Despite this, providers were slightly more confident about their financial sustainability for another year or longer than they were during wave 2 of the pandemic (25 September – 18 October 2020), with a total of 47 per cent of GBPs and 56 per cent of CMS feeling ‘reasonably confident’.
Closures
Of all the providers, childminders were more likely to report closing temporarily or permanently this wave compared to the previous one. One reason given was a lack of demand from parents.
Just 4 per cent of GBPs reported being temporarily or permanently closed between November and December 2020. The most common reason was that it was no longer financially sustainable to open.
Staffing
According to the statistics, three-quarters of nurseries increased their use of supply staff or the hours of their existing employees to cover staff absences during wave 3 of the pandemic.
A total of 41 per cent of open school-based providers increased the use of agency or supply staff between 27 November and 20 December 2020, while 35 per cent of group-based providers (GBPS) increased the hours of permanent staff.
Open SBPs and GBPs reported that their highest additional weekly cost was for staff to cover absences, with mean weekly costs of £311 and £104 respectively.
During the time of the survey, more than 30 per cent of open GBPs and 29 per cent of SBPs had one–to-four members of staff absent due to COVID-19.
A total of 13 per cent of SBPS had five or more staff members off due to the virus, compared to 3 per cent of open GBPS.
Group-based providers were more likely to have made use of the Coronavirus Retention Scheme during wave 3 with 74 per cent furloughing staff, compared to 11 per cent of school-based providers.
Cleaning and other extra costs
School-based providers
- £128 for cleaning products
- £67 for heating
- £48 for PPE
- £104 for ‘other costs’
Group-based providers
- £39 for cleaning products
- £29 for PPE
- £26 for heating
- £60 for ‘other costs’
Comments
Children and Families Minister Vicky Ford said, ‘The majority of parents who used formal childcare before the pandemic are accessing it as we make the transition out of lockdown, which is testament to the hard work that early years staff are putting in to support and reassure families, while delivering crucial care and education to our youngest children.

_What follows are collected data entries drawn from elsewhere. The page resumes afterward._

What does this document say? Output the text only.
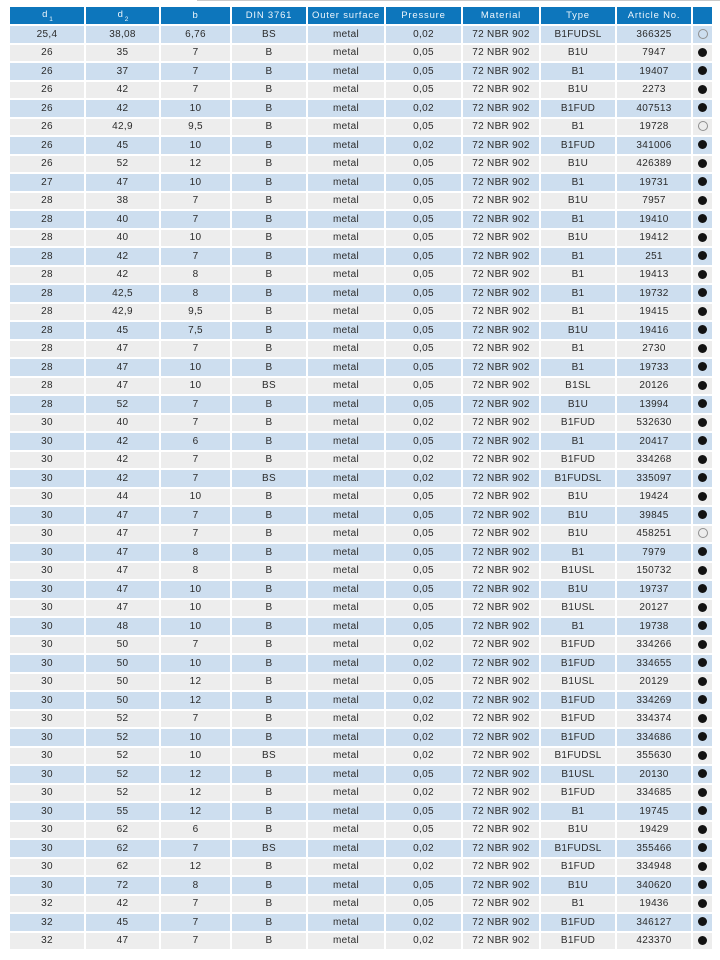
$d_1$	$d_2$	b	DIN 3761	Outer surface	Pressure	Material	Type	Article No.	
25,4	38,08	6,76	BS	metal	0,02	72 NBR 902	B1FUDSL	366325	
26	35	7	B	metal	0,05	72 NBR 902	B1U	7947	
26	37	7	B	metal	0,05	72 NBR 902	B1	19407	
26	42	7	B	metal	0,05	72 NBR 902	B1U	2273	
26	42	10	B	metal	0,02	72 NBR 902	B1FUD	407513	
26	42,9	9,5	B	metal	0,05	72 NBR 902	B1	19728	
26	45	10	B	metal	0,02	72 NBR 902	B1FUD	341006	
26	52	12	B	metal	0,05	72 NBR 902	B1U	426389	
27	47	10	B	metal	0,05	72 NBR 902	B1	19731	
28	38	7	B	metal	0,05	72 NBR 902	B1U	7957	
28	40	7	B	metal	0,05	72 NBR 902	B1	19410	
28	40	10	B	metal	0,05	72 NBR 902	B1U	19412	
28	42	7	B	metal	0,05	72 NBR 902	B1	251	
28	42	8	B	metal	0,05	72 NBR 902	B1	19413	
28	42,5	8	B	metal	0,05	72 NBR 902	B1	19732	
28	42,9	9,5	B	metal	0,05	72 NBR 902	B1	19415	
28	45	7,5	B	metal	0,05	72 NBR 902	B1U	19416	
28	47	7	B	metal	0,05	72 NBR 902	B1	2730	
28	47	10	B	metal	0,05	72 NBR 902	B1	19733	
28	47	10	BS	metal	0,05	72 NBR 902	B1SL	20126	
28	52	7	B	metal	0,05	72 NBR 902	B1U	13994	
30	40	7	B	metal	0,02	72 NBR 902	B1FUD	532630	
30	42	6	B	metal	0,05	72 NBR 902	B1	20417	
30	42	7	B	metal	0,02	72 NBR 902	B1FUD	334268	
30	42	7	BS	metal	0,02	72 NBR 902	B1FUDSL	335097	
30	44	10	B	metal	0,05	72 NBR 902	B1U	19424	
30	47	7	B	metal	0,05	72 NBR 902	B1U	39845	
30	47	7	B	metal	0,05	72 NBR 902	B1U	458251	
30	47	8	B	metal	0,05	72 NBR 902	B1	7979	
30	47	8	B	metal	0,05	72 NBR 902	B1USL	150732	
30	47	10	B	metal	0,05	72 NBR 902	B1U	19737	
30	47	10	B	metal	0,05	72 NBR 902	B1USL	20127	
30	48	10	B	metal	0,05	72 NBR 902	B1	19738	
30	50	7	B	metal	0,02	72 NBR 902	B1FUD	334266	
30	50	10	B	metal	0,02	72 NBR 902	B1FUD	334655	
30	50	12	B	metal	0,05	72 NBR 902	B1USL	20129	
30	50	12	B	metal	0,02	72 NBR 902	B1FUD	334269	
30	52	7	B	metal	0,02	72 NBR 902	B1FUD	334374	
30	52	10	B	metal	0,02	72 NBR 902	B1FUD	334686	
30	52	10	BS	metal	0,02	72 NBR 902	B1FUDSL	355630	
30	52	12	B	metal	0,05	72 NBR 902	B1USL	20130	
30	52	12	B	metal	0,02	72 NBR 902	B1FUD	334685	
30	55	12	B	metal	0,05	72 NBR 902	B1	19745	
30	62	6	B	metal	0,05	72 NBR 902	B1U	19429	
30	62	7	BS	metal	0,02	72 NBR 902	B1FUDSL	355466	
30	62	12	B	metal	0,02	72 NBR 902	B1FUD	334948	
30	72	8	B	metal	0,05	72 NBR 902	B1U	340620	
32	42	7	B	metal	0,05	72 NBR 902	B1	19436	
32	45	7	B	metal	0,02	72 NBR 902	B1FUD	346127	
32	47	7	B	metal	0,02	72 NBR 902	B1FUD	423370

‘We are providing top-up funding for councils who saw a rising demand of free childcare entitlements over the spring term, capped at 85 per cent of their census level in January 2020. We will also temporarily adapt how we fund local authorities and providers over the next financial year by using their termly attendance count in the summer and autumn terms, to protect their funding income and provide extra reassurance.’
Purnima Tanuku, chief executive of National Day Nurseries Association (NDNA), said, 'It’s important that the DfE are collecting this data from providers so they understand the challenges the sector has been facing on the frontline. This research backs up what we have been saying since the pandemic began.

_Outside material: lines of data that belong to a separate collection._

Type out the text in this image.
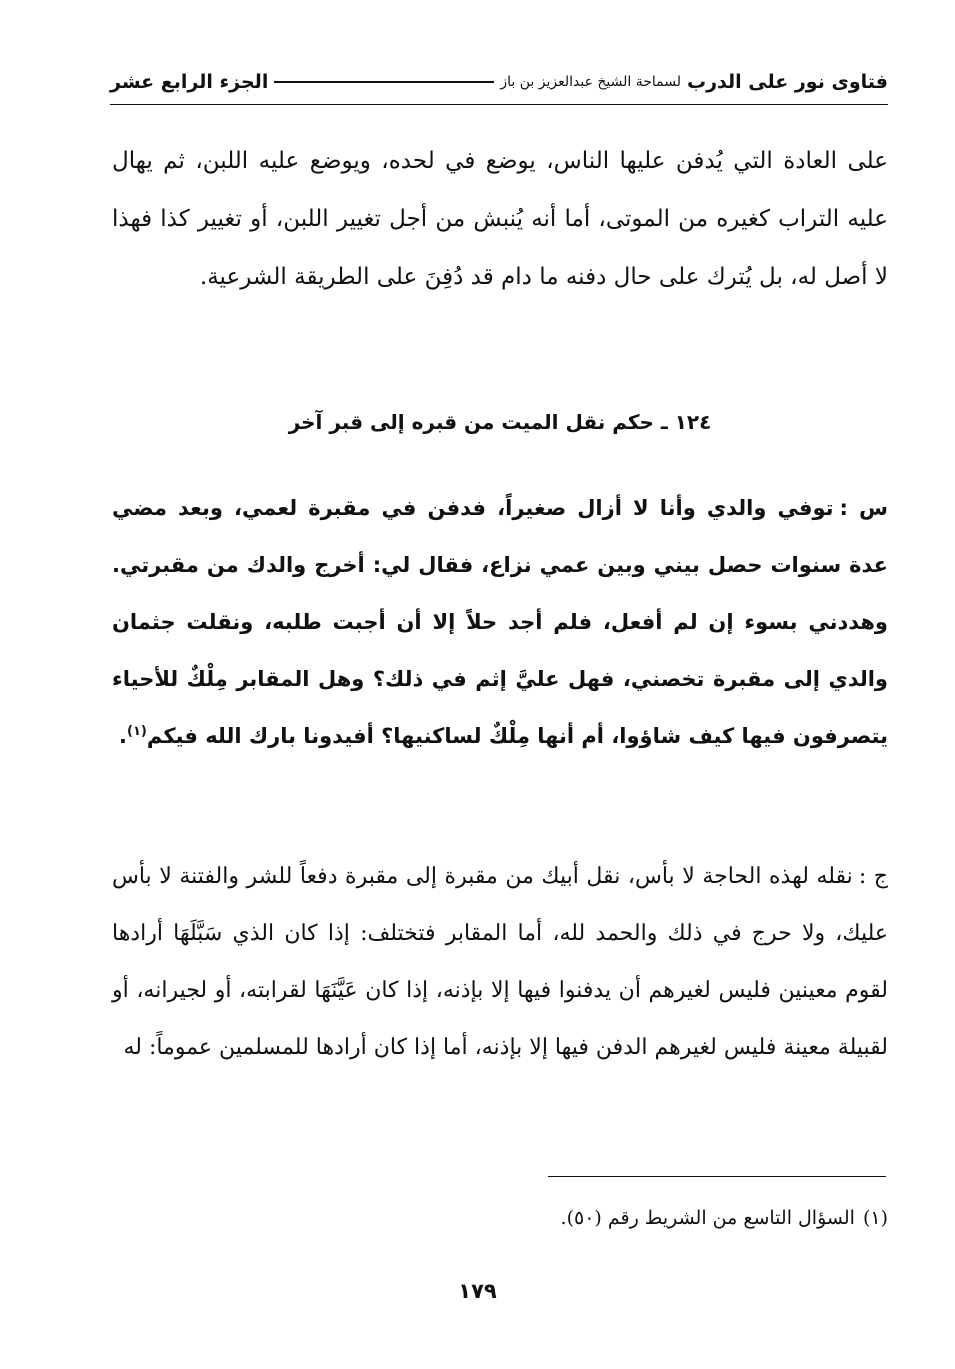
فتاوى نور على الدرب
لسماحة الشيخ عبدالعزيز بن باز
الجزء الرابع عشر

على العادة التي يُدفن عليها الناس، يوضع في لحده، ويوضع عليه اللبن، ثم يهال عليه التراب كغيره من الموتى، أما أنه يُنبش من أجل تغيير اللبن، أو تغيير كذا فهذا لا أصل له، بل يُترك على حال دفنه ما دام قد دُفِنَ على الطريقة الشرعية.

١٢٤ ـ حكم نقل الميت من قبره إلى قبر آخر

س :توفي والدي وأنا لا أزال صغيراً، فدفن في مقبرة لعمي، وبعد مضي عدة سنوات حصل بيني وبين عمي نزاع، فقال لي: أخرج والدك من مقبرتي. وهددني بسوء إن لم أفعل، فلم أجد حلاً إلا أن أجبت طلبه، ونقلت جثمان والدي إلى مقبرة تخصني، فهل عليَّ إثم في ذلك؟ وهل المقابر مِلْكٌ للأحياء يتصرفون فيها كيف شاؤوا، أم أنها مِلْكٌ لساكنيها؟ أفيدونا بارك الله فيكم$^{(١)}$.

ج :نقله لهذه الحاجة لا بأس، نقل أبيك من مقبرة إلى مقبرة دفعاً للشر والفتنة لا بأس عليك، ولا حرج في ذلك والحمد لله، أما المقابر فتختلف: إذا كان الذي سَبَّلَهَا أرادها لقوم معينين فليس لغيرهم أن يدفنوا فيها إلا بإذنه، إذا كان عَيَّنَهَا لقرابته، أو لجيرانه، أو لقبيلة معينة فليس لغيرهم الدفن فيها إلا بإذنه، أما إذا كان أرادها للمسلمين عموماً: له

(١)السؤال التاسع من الشريط رقم (٥٠).
١٧٩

'Providers' income is only two-thirds of what they would normally expect whilst they’re reporting additional costs, this was at a time before the worst of the pandemic hit in late December and January. More than half of nurseries did not feel confident in their financial sustainability and this is concerning for the future of the sector.

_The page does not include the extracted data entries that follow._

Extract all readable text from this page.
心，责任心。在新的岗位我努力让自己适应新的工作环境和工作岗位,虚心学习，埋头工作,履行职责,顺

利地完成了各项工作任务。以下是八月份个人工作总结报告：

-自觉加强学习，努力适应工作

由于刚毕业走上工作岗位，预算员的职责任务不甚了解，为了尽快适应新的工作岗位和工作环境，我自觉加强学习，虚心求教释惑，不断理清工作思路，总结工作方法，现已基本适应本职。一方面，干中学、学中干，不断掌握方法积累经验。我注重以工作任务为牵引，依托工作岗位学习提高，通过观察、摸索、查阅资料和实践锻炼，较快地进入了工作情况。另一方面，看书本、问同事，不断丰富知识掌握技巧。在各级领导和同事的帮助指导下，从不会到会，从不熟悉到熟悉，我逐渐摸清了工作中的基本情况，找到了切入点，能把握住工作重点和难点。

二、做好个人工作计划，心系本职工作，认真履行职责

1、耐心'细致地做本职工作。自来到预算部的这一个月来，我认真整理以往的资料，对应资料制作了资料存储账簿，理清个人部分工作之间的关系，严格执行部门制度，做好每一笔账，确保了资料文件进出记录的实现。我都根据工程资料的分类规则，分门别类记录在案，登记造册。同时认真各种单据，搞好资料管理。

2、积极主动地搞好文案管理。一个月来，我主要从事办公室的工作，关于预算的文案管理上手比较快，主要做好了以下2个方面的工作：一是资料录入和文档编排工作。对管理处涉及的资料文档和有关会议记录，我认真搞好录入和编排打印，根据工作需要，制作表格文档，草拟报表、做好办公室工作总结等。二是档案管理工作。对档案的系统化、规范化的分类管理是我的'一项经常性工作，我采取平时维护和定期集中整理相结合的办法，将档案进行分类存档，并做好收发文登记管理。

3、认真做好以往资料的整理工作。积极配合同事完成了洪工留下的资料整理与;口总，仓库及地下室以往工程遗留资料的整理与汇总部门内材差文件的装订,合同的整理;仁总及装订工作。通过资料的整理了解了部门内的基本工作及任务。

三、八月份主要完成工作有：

'The DfE now has its own research which backs up our calls for extra financial support to childcare providers to help weather the storm.'
Neil Leitch, Commenting, Neil Leitch, chief executive of the Early Years Alliance, said, 'This survey is just the latest in a long list of documents that catalogue the completely unsustainable pressures currently facing the early years sector. It is incredibly frustrating to see yet more evidence of the significant financial impact the pandemic is having on the sector, at a time when the Government remains unwilling to provide anywhere near the support that providers need to remain viable in the long term.